The steps must be performed in sequence for each instruction. In a pipelined CPU, each step is implemented as an independent stage in an assembly line process.
A single instruction enters the CPU at the Fetch stage and the PC is incremented in one clock cycle. In the next clock cycle, the instruction moves to the Decode stage. In the third clock cycle, the instruction moves to the Access stage and the operands are loaded. In the last two stages, the instruction is executed and the result is stored.

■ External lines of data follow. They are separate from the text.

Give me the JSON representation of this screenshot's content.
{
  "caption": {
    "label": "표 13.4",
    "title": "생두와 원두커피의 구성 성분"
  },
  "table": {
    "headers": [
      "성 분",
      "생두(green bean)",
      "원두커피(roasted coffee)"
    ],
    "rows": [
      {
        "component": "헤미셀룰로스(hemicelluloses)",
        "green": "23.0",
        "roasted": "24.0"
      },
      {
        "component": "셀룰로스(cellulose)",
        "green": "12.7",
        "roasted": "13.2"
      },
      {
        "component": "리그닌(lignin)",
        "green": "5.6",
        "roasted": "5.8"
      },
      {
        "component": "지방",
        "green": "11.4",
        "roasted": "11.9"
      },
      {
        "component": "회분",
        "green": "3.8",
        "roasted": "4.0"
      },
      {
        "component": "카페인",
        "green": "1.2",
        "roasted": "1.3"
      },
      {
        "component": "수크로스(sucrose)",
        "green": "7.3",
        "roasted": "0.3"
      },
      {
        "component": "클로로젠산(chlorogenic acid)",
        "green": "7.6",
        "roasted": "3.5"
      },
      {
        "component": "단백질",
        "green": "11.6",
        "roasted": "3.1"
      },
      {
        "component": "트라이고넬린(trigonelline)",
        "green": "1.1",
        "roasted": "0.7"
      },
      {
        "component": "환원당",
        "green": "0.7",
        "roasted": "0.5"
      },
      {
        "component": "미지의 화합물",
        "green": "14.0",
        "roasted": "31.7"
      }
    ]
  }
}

In a five stage pipeline a single instruction will take 5 clock cycles to pass through the pipeline as shown below:
Since the pipeline stages operate independently, a new instruction may enter the Fetch stage as soon as the add instruction has moved to the Decode stage. If a sw follows the add, the pipeline will appear as follows:
Note that while it requires 5 clock cycles to complete the first add instruction, the sw instruction is completed on the next clock cycle.
Under ideal circumstances, a pipelined processor can produce a result on every clock cycle. Thus, the peak MIPS (Millions of Instructions Per Second) rating of the CPU equals the clock speed in Mhz.
A pipelined CPU achieves maximum throughput only when all stages of the pipeline are filled with instructions which can be processed independently. Performance decreases when gaps or holes appear in the pipeline. A hole is an empty pipeline stage which is not processing an instruction.